That’s
what it’s like for me. Interacting with someone I’m really into is more or less
hopeless, because when I see them, it’s like my brain is a bathtub and a
toaster has been dropped in it. Everything’s on the fritz, all systems are down.
Lots of laughter. Laughter at inappropriate times. Laughter that won’t stop. And
other stupid stuff like, if I were to learn that the Exceptionally Gorgeous Individual
liked jigsaw puzzles, I might stuff both my mouth and fists with puzzle pieces
and make laps around their front yard, or apartment building for that matter,
spitting and violently sprinkling them (…if sprinkling is an act one can
accomplish in a violent fashion…) all willy nilly, twitching, electric,
uncontrolled, repeatedly screaming, “I FIXED IT! I FIXED IT!” Lord knows why
those words in particular. I have no clue, despite the fact that they’d be
coming out of my mouth.
Just ask
my Satanist High School Boyfriend: if I don’t find myself all flustered and
surprised that breakable things like microwave plates indeed break when I
toss them onto the ground, then I’m probably just not that into you.
Because
everyone knows that all the most romantic conversations must begin with, “Hi.

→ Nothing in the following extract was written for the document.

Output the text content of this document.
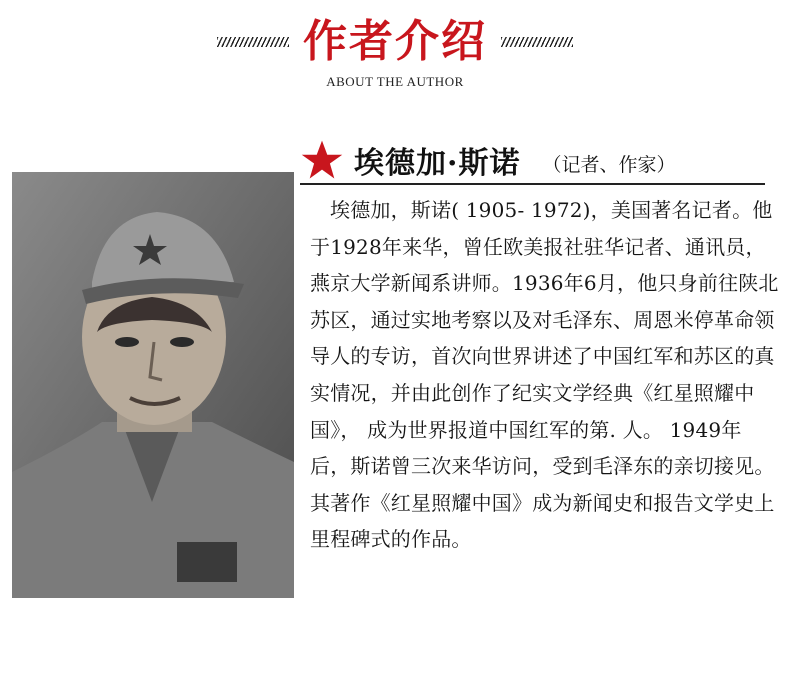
作者介绍
ABOUT THE AUTHOR
埃德加·斯诺 （记者、作家）

埃德加，斯诺( 1905- 1972)，美国著名记者。他于1928年来华，曾任欧美报社驻华记者、通讯员，燕京大学新闻系讲师。1936年6月，他只身前往陕北苏区，通过实地考察以及对毛泽东、周恩米停革命领导人的专访，首次向世界讲述了中国红军和苏区的真实情况，并由此创作了纪实文学经典《红星照耀中国》， 成为世界报道中国红军的第. 人。 1949年后，斯诺曾三次来华访问，受到毛泽东的亲切接见。其著作《红星照耀中国》成为新闻史和报告文学史上里程碑式的作品。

I’m covered in algae. I was going to play an
accordion under your window, but, puzzle pieces. Some of which I put in my
mouth to impress you. And I may have smashed my face against your driveway a
few times, not to impress you, but because I can’t control my feelings. Would
you like a tooth as a token of my heart palpitations? BTW, you’re so dangerously
gorgeous, your face should be illegal. Just sayin.” The phrases barely strung
together, of course, through the aforementioned fits of uncontrollable
giggling.
My
landlord has graciously pointed out to me that if these Exceptionally Gorgeous
Individuals really do like me, they’ll be able to handle my weirdness (or
something). However, as disappointing as it is when some of them don’t, I
really don’t need them to like me. I’m not looking for petty-misdemeanor
courtships and padded-room romances – I am a nun, ya know. Even if I
weren’t a nun, the fact would still remain that when I’m under this influence, coherent thoughts regarding such things are not impossible to formulate. Oh, no. With unbearable
urgency, all I would want is enough exposure to their mind-numbing beauty to distill
it into a serum and inject with a syringe, after which I would sit on the edge of
the bathtub that is my fried, smoking mind, with the ordinarily-screaming woman in my head (who, in this scenario, is pacified with…well…a pacifier stolen
from the resident toddler) and eat cupcakes made out of my uterus. Because,
Gentle Reader, ripping out my uterus, sacrificing it to the first deities
readily accessible in my orbit of consciousness, and making cupcakes out of
said sacrificed uterus, is exactly the kind of thing I do when under the
influence of infatuation.
Bonus
points to you if any of that made sense.
Now, if
you’ll excuse me, I have furball collages to compile and restraining orders to
inspire.
On a
housekeeping note: that b.s.’d church history paper I promised is on its
way. It’s just taking a while because it’s being approached with as much foot
dragging and superfluous whining as my real church history paper (which I have
no intention of b.s.ing). All the more authentic, then, oui?